Sérieusement diminué par un accident cardio-vasculaire (AVC), le président gabonais Ali Bongo Ondimba a fait venir à ses côtés son fils Nourredin Bongo Valentin. Histoire de lui mettre le pied à l’étrier et de le préparer à prendre la relève pour assurer les arrières du clan Bongo Ondimba.

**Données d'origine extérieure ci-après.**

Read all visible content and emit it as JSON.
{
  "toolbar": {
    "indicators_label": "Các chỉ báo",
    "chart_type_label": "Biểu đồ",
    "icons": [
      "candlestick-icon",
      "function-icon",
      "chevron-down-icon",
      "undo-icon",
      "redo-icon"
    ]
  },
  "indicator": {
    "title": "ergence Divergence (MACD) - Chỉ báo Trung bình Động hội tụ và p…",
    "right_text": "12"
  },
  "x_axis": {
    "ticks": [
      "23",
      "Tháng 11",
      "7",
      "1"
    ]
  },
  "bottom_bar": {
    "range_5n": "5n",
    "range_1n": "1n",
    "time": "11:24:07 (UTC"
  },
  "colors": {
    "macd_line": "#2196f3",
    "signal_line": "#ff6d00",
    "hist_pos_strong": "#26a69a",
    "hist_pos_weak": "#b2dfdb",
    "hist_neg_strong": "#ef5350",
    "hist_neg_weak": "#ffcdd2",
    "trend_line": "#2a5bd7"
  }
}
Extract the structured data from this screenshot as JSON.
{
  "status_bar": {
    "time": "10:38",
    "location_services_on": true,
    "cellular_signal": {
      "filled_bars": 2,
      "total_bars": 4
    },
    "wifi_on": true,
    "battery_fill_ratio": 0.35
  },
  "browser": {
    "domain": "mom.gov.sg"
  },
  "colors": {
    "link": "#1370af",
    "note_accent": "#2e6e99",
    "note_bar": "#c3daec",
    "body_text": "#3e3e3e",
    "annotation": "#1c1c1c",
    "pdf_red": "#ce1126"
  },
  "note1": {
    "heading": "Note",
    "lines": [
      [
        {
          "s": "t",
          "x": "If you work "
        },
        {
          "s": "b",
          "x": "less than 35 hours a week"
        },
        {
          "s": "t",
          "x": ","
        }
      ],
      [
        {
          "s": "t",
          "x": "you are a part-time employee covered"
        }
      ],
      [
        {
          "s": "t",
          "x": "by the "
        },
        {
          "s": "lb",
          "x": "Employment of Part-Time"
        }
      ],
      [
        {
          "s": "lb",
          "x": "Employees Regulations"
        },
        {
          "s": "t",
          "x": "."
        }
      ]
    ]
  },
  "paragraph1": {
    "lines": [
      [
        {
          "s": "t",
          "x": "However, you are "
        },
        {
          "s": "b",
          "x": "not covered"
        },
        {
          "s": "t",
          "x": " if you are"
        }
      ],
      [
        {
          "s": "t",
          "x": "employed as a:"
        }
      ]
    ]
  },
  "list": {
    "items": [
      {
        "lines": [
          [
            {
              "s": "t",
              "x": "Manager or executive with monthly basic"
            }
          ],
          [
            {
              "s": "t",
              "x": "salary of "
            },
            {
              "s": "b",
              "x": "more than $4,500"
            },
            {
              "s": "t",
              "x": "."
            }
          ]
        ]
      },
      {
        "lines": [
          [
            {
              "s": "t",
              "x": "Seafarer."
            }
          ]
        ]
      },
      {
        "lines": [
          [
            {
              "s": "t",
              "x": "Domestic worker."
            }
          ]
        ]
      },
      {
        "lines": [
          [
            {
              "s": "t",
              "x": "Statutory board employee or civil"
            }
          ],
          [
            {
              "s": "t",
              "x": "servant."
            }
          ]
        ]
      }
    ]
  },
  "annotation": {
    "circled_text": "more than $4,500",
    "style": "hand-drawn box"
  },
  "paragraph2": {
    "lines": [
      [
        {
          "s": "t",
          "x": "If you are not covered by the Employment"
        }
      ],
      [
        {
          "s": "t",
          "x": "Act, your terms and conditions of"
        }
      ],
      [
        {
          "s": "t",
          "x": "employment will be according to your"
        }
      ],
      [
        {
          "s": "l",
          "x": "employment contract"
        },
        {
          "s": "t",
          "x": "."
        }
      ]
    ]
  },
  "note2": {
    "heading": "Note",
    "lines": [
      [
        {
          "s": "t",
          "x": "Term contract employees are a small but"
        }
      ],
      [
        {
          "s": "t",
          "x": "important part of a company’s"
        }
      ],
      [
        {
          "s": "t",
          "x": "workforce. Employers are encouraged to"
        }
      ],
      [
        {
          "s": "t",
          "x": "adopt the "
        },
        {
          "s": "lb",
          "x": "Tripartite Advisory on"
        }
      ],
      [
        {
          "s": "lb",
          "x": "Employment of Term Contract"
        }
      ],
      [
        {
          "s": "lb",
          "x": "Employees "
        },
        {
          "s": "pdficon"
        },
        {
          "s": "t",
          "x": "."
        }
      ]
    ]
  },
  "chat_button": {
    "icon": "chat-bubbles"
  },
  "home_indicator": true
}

On n’est jamais mieux servi que par son fils ! Ali Bongo Ondimba, président de la république gabonaise, qui a appris cette sagesse de son père Omar Bongo Ondimba, se l’applique à son tour. L’ancien ministre de la défense de papa Bongo, devenu président de la république en 2009 au décès de celui-ci, a nommé en décembre 2019 son fils Nourredin Bongo Valentin, 29 ans, au poste de Coordinateur général des affaires présidentielles (CGAP).
Profil anglo-saxon
Diplômé en commerce et relations internationales en Grande Bretagne, le pays de cœur de sa mère Sylvia Bongo Ondimba, Noureddin Bongo se destinait plutôt aux affaires. A 22 ans à peine, il entre en 2014 chez le géant de l’agro-alimentaire singapourien Olam. Il y effectue une carrière fulgurante et devient directeur général adjoint de ce groupe qui a investi ces dernières années près de deux milliards de dollars au Gabon, pays dans lequel il est le premier employeur privé. En octobre 2018, un événement imprévu vient changer le destin de Noureddin : son père est victime d’un AVC à Ryad. Noureddin se tient en retrait, laissant sa mère Sylvia monter au charbon pour affronter les querelles d’ambitions de ceux qui rêvent alors de succéder à Ali Bongo Ondimba. Avec l’aide de son ami le Roi Mohamed VI, le président gabonais suit au Maroc puis au Gabon une longue et lente convalescence. De retour aux commandes de l’Etat, il prend soin d’écarter tous ceux qui avaient manifesté de manière ostentatoire leur volonté de s’installer dans son fauteuil. Mais, le président gabonais, conscient qu’il ne pourra plus gérer le Gabon comme avant, décide de s’appuyer sur son fils Noureddin. A en croire la version officielle, « le CGAP assiste le président dans la conduite de ses missions, veille à ce que ses directives soient bien exécutées et en assure le suivi ».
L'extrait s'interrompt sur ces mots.